The tragedy in Newtown, Connecticut, has expectedly renewed interest in the “gun debate,” animating the worst inclinations of both the left and right halves of the statist conversation. Some conservative quarters are calling for something like armed-to-the-teeth military police to be stationed in the country’s schools. Progressives have naturally fallen back on all of the stock bilge in adjuring for stricter gun laws. It would thus seem to be as good a time as any for libertarians to interpose with some much-needed nuance, with a sane rejoinder to the constant insistence for more state intervention in our lives.
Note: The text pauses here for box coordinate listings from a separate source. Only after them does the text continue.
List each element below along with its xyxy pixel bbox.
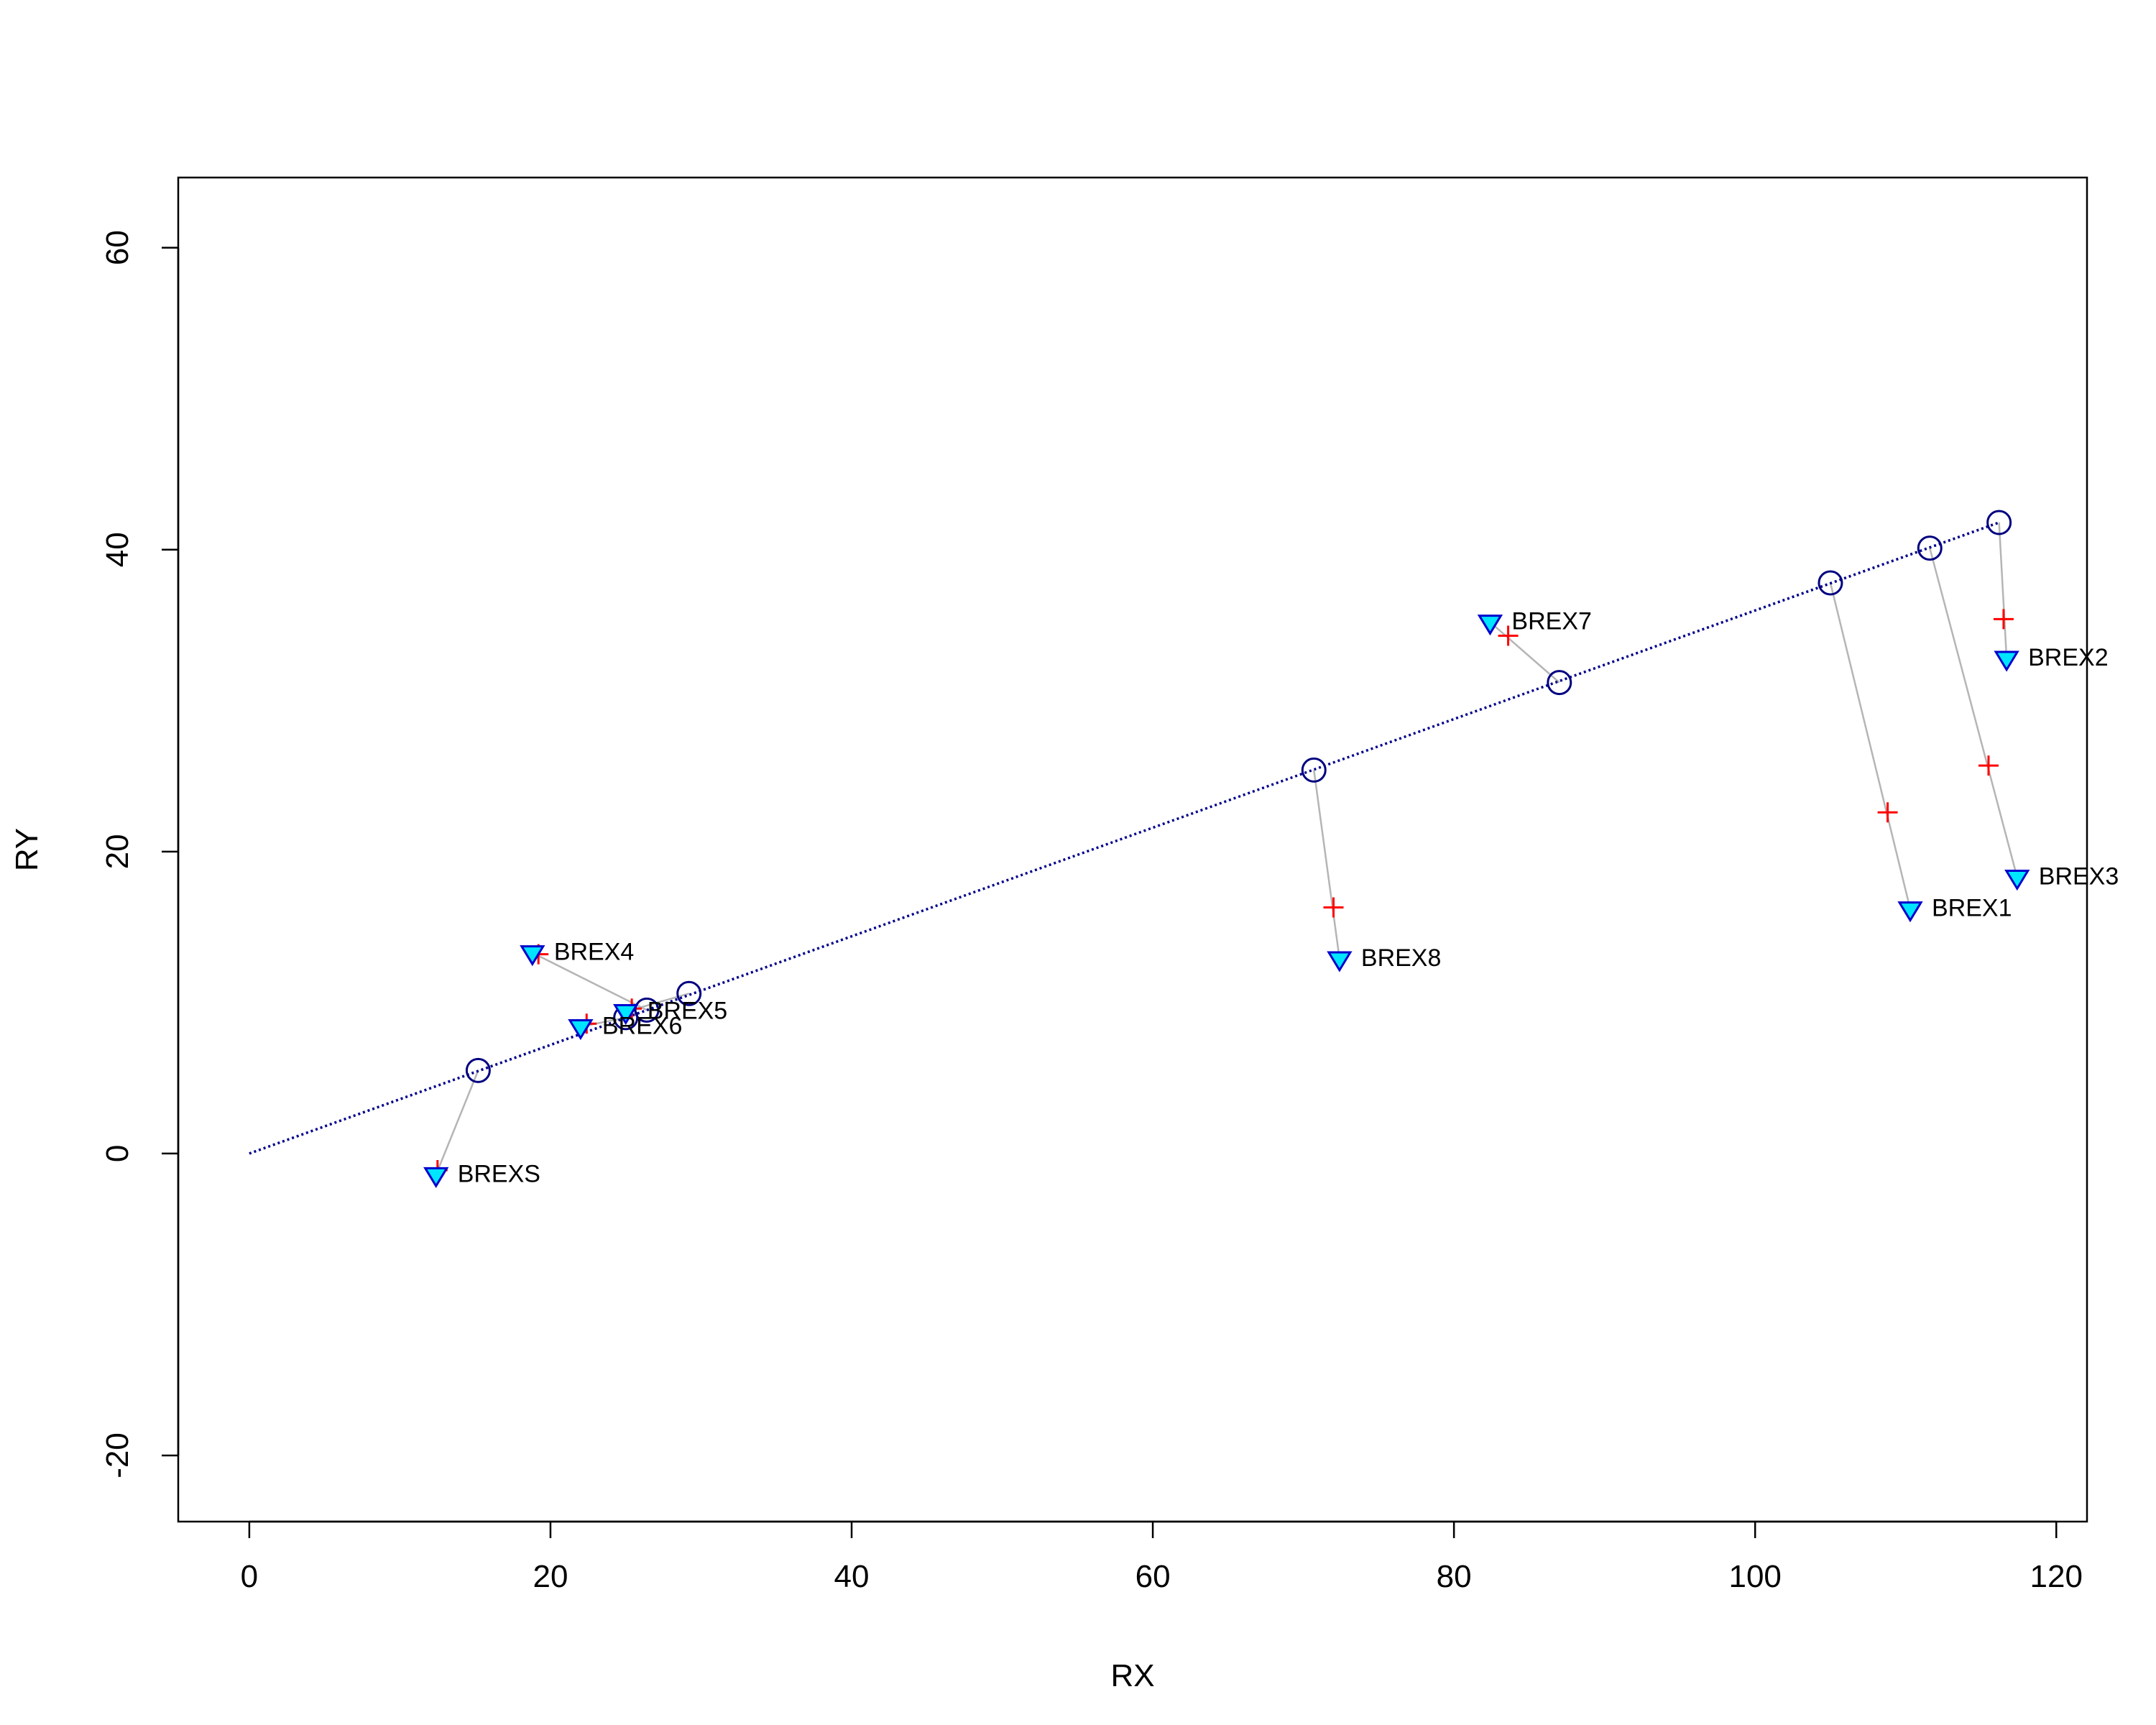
connector-line <box>1829 582 1912 909</box>
point-label: BREX7 <box>1511 608 1592 635</box>
point-label: BREX8 <box>1361 944 1442 972</box>
projected-point <box>676 980 702 1006</box>
projected-point <box>1986 510 2012 535</box>
observed-point <box>520 945 545 967</box>
point-label: BREX3 <box>2039 863 2119 891</box>
projected-point <box>1301 757 1327 783</box>
connector-line <box>1929 548 2018 878</box>
y-axis: -20 0 20 40 60 <box>100 230 180 1478</box>
x-tick-label: 120 <box>2030 1559 2083 1594</box>
fitted-points <box>427 609 2014 1181</box>
x-tick-label: 60 <box>1135 1559 1171 1594</box>
x-tick-label: 20 <box>533 1559 568 1594</box>
observed-point <box>1994 650 2019 672</box>
y-tick-label: 20 <box>100 834 135 869</box>
fitted-point <box>1323 897 1344 918</box>
y-tick-label: 60 <box>100 230 135 265</box>
connector-line <box>532 952 648 1011</box>
projected-point <box>1547 670 1572 696</box>
point-label: BREX2 <box>2028 644 2109 671</box>
x-tick-label: 80 <box>1437 1559 1472 1594</box>
x-axis-title: RX <box>1110 1658 1154 1693</box>
observed-point <box>2004 870 2030 891</box>
connector-line <box>435 1070 479 1175</box>
point-label: BREXS <box>458 1160 540 1187</box>
observed-point <box>1477 615 1503 636</box>
connector-line <box>1489 621 1560 684</box>
fitted-point <box>1993 609 2014 630</box>
fitted-point <box>1877 802 1898 823</box>
point-label: BREX4 <box>554 939 635 966</box>
projected-point <box>465 1057 491 1083</box>
observed-point <box>613 1003 639 1026</box>
observed-point <box>423 1167 449 1188</box>
x-tick-label: 100 <box>1728 1559 1781 1594</box>
point-label: BREX1 <box>1932 895 2012 922</box>
observed-point <box>568 1018 594 1041</box>
point-label: BREX6 <box>602 1012 683 1039</box>
x-tick-label: 40 <box>834 1559 870 1594</box>
projected-point <box>1818 570 1843 596</box>
y-tick-label: 40 <box>100 532 135 567</box>
reference-line <box>249 521 2000 1155</box>
y-axis-title: RY <box>9 828 45 871</box>
plot-frame <box>177 176 2088 1523</box>
connector-lines <box>435 522 2018 1175</box>
projected-points <box>465 510 2012 1083</box>
observed-point <box>1327 951 1353 972</box>
y-tick-label: 0 <box>100 1145 135 1162</box>
fitted-point <box>1498 625 1519 646</box>
observed-points <box>423 615 2030 1188</box>
point-label: BREX5 <box>648 997 728 1024</box>
x-axis: 0 20 40 60 80 100 120 <box>241 1520 2083 1594</box>
connector-line <box>1998 522 2008 659</box>
x-tick-label: 0 <box>241 1559 258 1594</box>
projected-point <box>1917 535 1943 561</box>
y-tick-label: -20 <box>100 1432 135 1478</box>
fitted-point <box>1978 755 1999 776</box>
observed-point <box>1897 901 1923 923</box>
connector-line <box>1313 770 1341 960</box>
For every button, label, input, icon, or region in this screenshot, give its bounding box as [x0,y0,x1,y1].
Libertarians assess the gun question quite differently than do those in the statist mainstream, evaluating it not in isolation, on an ad hoc basis, but in terms of general principles. Libertarianism, by definition, is not something that can be enacted from on high, declared by fiat to be the governing rule. Rather, it is a benchmark, allowing us to scrutinize society and government as they are now and to imagine them as they should and could be. As applied to the question of guns and gun violence, the libertarian ethic demonstrates forthwith that instead of actually removing guns and attending savagery from society, the state merely chooses who is allowed to hold firearms and engage in such savagery. More-stringent control of firearms never impedes the madman or common criminal, never dissuades the miscreant for whom law and order are regarded as worthless anyway. Further, such control is decidedly not applied to the agents of the state itself, which at the present moment must be considered the most aggressive and abusive criminal actor currently operating.